Pijany przyjechał do baru samochodem na piwo, zareagowali świadkowie
15:01 09-06-2021
Do zdarzenia doszło wczoraj w jednym z barów na terenie Świdnika. Policjanci otrzymali zgłoszenie, z którego wynikało, że samochodem przyjechał tam na piwo nietrzeźwy mężczyzna.

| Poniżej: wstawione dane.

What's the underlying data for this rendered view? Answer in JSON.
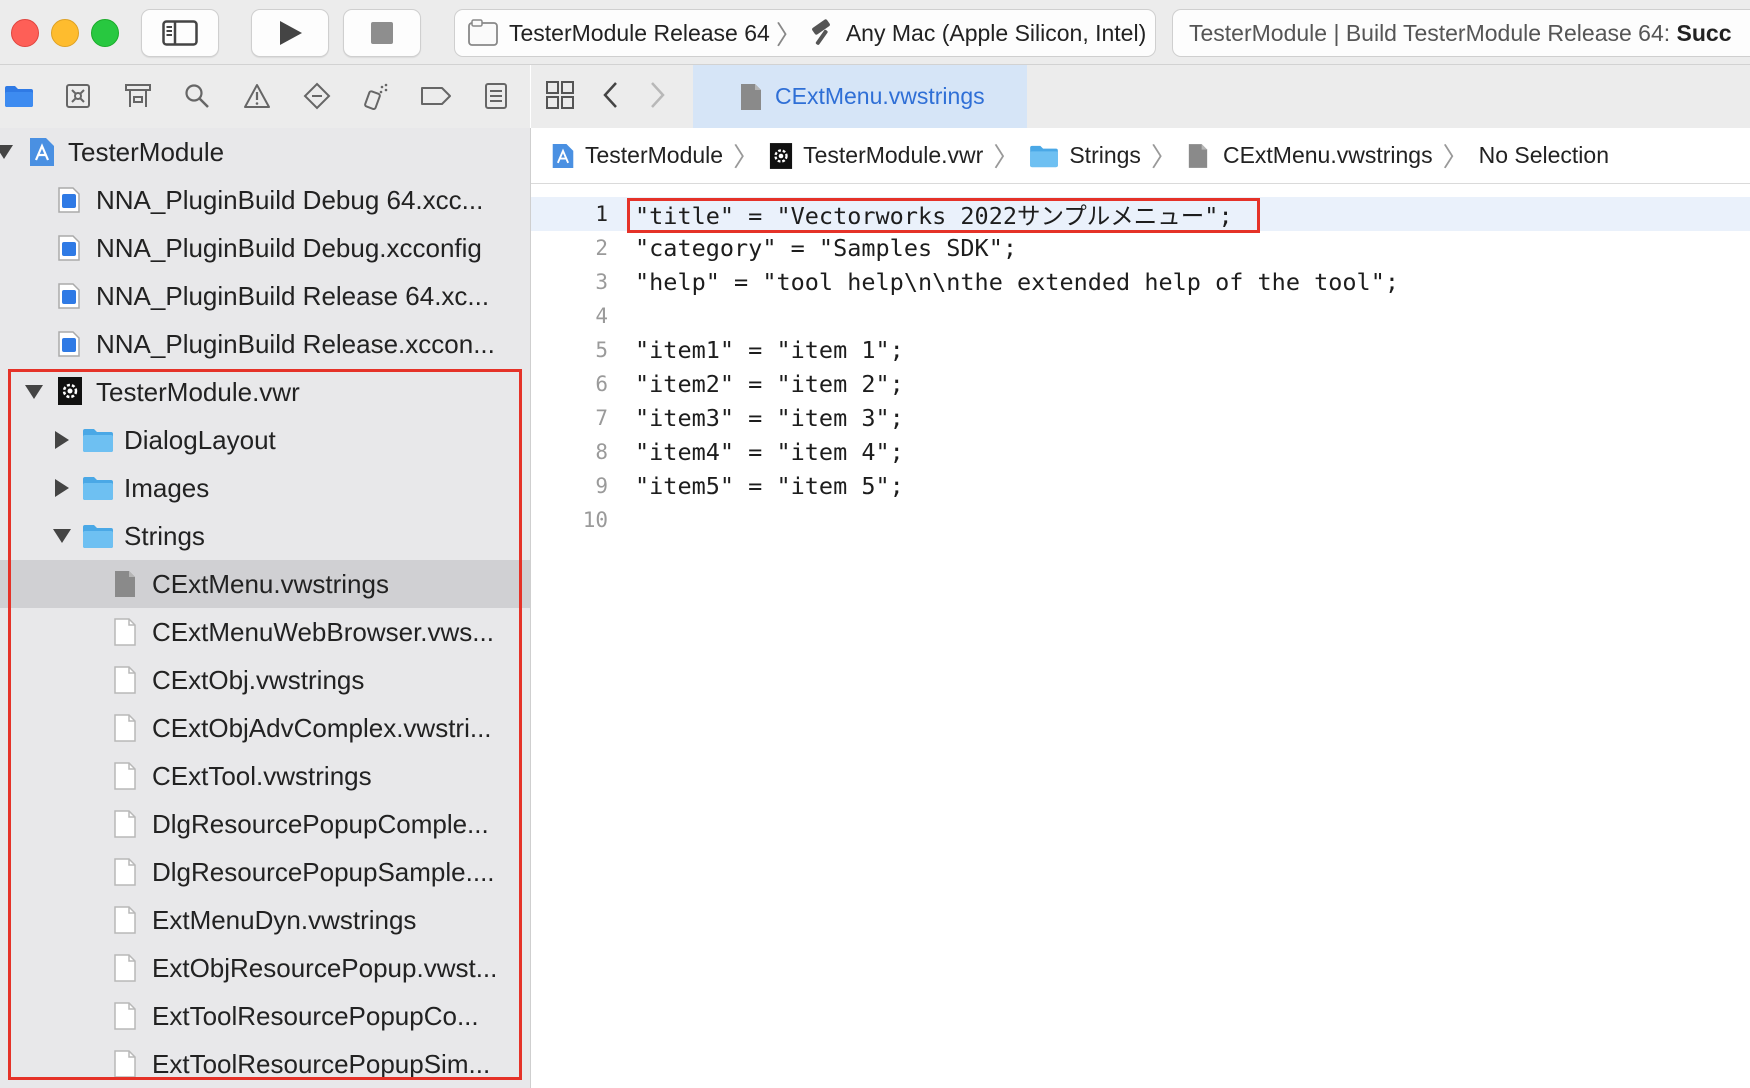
{
  "toolbar": {
    "scheme_target": "TesterModule Release 64",
    "scheme_destination": "Any Mac (Apple Silicon, Intel)",
    "status_text": "TesterModule | Build TesterModule Release 64: ",
    "status_bold": "Succ"
  },
  "navigator": {
    "project": "TesterModule",
    "items": [
      {
        "label": "NNA_PluginBuild Debug 64.xcc..."
      },
      {
        "label": "NNA_PluginBuild Debug.xcconfig"
      },
      {
        "label": "NNA_PluginBuild Release 64.xc..."
      },
      {
        "label": "NNA_PluginBuild Release.xccon..."
      },
      {
        "label": "TesterModule.vwr"
      },
      {
        "label": "DialogLayout"
      },
      {
        "label": "Images"
      },
      {
        "label": "Strings"
      },
      {
        "label": "CExtMenu.vwstrings"
      },
      {
        "label": "CExtMenuWebBrowser.vws..."
      },
      {
        "label": "CExtObj.vwstrings"
      },
      {
        "label": "CExtObjAdvComplex.vwstri..."
      },
      {
        "label": "CExtTool.vwstrings"
      },
      {
        "label": "DlgResourcePopupComple..."
      },
      {
        "label": "DlgResourcePopupSample...."
      },
      {
        "label": "ExtMenuDyn.vwstrings"
      },
      {
        "label": "ExtObjResourcePopup.vwst..."
      },
      {
        "label": "ExtToolResourcePopupCo..."
      },
      {
        "label": "ExtToolResourcePopupSim..."
      }
    ]
  },
  "editor": {
    "tab_title": "CExtMenu.vwstrings",
    "jumpbar": {
      "project": "TesterModule",
      "bundle": "TesterModule.vwr",
      "folder": "Strings",
      "file": "CExtMenu.vwstrings",
      "selection": "No Selection"
    },
    "lines": [
      {
        "n": "1",
        "code": "\"title\" = \"Vectorworks 2022サンプルメニュー\";"
      },
      {
        "n": "2",
        "code": "\"category\" = \"Samples SDK\";"
      },
      {
        "n": "3",
        "code": "\"help\" = \"tool help\\n\\nthe extended help of the tool\";"
      },
      {
        "n": "4",
        "code": ""
      },
      {
        "n": "5",
        "code": "\"item1\" = \"item 1\";"
      },
      {
        "n": "6",
        "code": "\"item2\" = \"item 2\";"
      },
      {
        "n": "7",
        "code": "\"item3\" = \"item 3\";"
      },
      {
        "n": "8",
        "code": "\"item4\" = \"item 4\";"
      },
      {
        "n": "9",
        "code": "\"item5\" = \"item 5\";"
      },
      {
        "n": "10",
        "code": ""
      }
    ]
  },
  "colors": {
    "annotation_red": "#e53228",
    "accent_blue": "#2f6fd6",
    "folder_blue": "#5fb8ee"
  }
}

Na miejscu mundurowi zastali 37-letniego mieszkańca Świdnika, który będąc nietrzeźwy chciał odjechać spod lokalu swoim samochodem. Świadkowie będący na miejscu zabrali mu kluczyki i wezwali policję. Badanie alkomatem wykazało, że mężczyzna miał 2,8 promila alkoholu w organizmie.
Policjanci ustalili, że 37-latek wszedł do baru pod widocznym działaniem alkoholu. Tam zamówił piwo i zaczął się awanturować. Jak się okazało mężczyzna na miejsce dotarł za kierownicą swojego samochodu.
Mężczyzna trzeźwieje w policyjnej izbie zatrzymań. Policjanci będą prowadzić postępowanie i sprawdzać jaki był stan trzeźwości mężczyzny w momencie kierowania przez niego samochodem. Za jazdę w stanie nietrzeźwości grozi do dwóch lat pozbawienia wolności.
(fot. pixabay.com)
Typowy rowerzysta. Przyjechał by rowerem, gdyby nie to, że był zbyt pijany na jazdę jednośladem.
Napiętnujecie pijaczynę, a ciekawe ilu z Wam zdarzyło się jechać na rowerze wokół zalewu po kilku piwach. Po chodniku, bez kasku, bez dzwonka w rowerze, bez tablic, bez OC, bez kamizelki. Myślicie, że powodujecie taką jazdą mniejsze zagrożenie? A to wszystko nawet bez Karty Rowerowej, lecz na jakimś marnym Prawie Jazdy kategorii: B.
Zgadza się chopie. Po niedzielnej mszy szwadrony ;;prawdziwych polaków” ruszyły wykonywać swoje polecenia.
Stop frajerom.
Nie popieram pijaństwa za kierownicą,ale o ile gość nie został złapany na gorącym uczynku czyli w stanie nietrzeźwości za kierownicą to.dobry adwokat powinien wybronić go bez problemu.
Wystarczą świadkowie.
Patolu ten twój ziomal może cię kiedyś za********. Piwo napój plebsu i alkoholików.
Tiaaa…. Dobry adwokat, za duże pieniądze?
Dojeździł się pijany plebs.
Polska język – trudna język …
„Pijany przyjechał do baru samochodem na piwo, zareagowali świadkowie” – jaki samochód jest „na piwo”?
Jakiś ekologiczny?
Franek ,bo ten co przejechał koło zalewu rowerem po kilku piwach zachowywał się mądrze i roztropnie, ogólnie grzecznie.A co ten zrobił że Świdnika.Podjechal sobie ostentacyjnie pod bar,po chamsku się zaczął tam zachowywać.Jemu się wydawało, że to on rządzi światem i że ludzie powinni mu bić brawo , że jest taki wspaniały debeściak.Dlatego właśnie alkohol jest dla ludzi mądrych!
Wyborca peło.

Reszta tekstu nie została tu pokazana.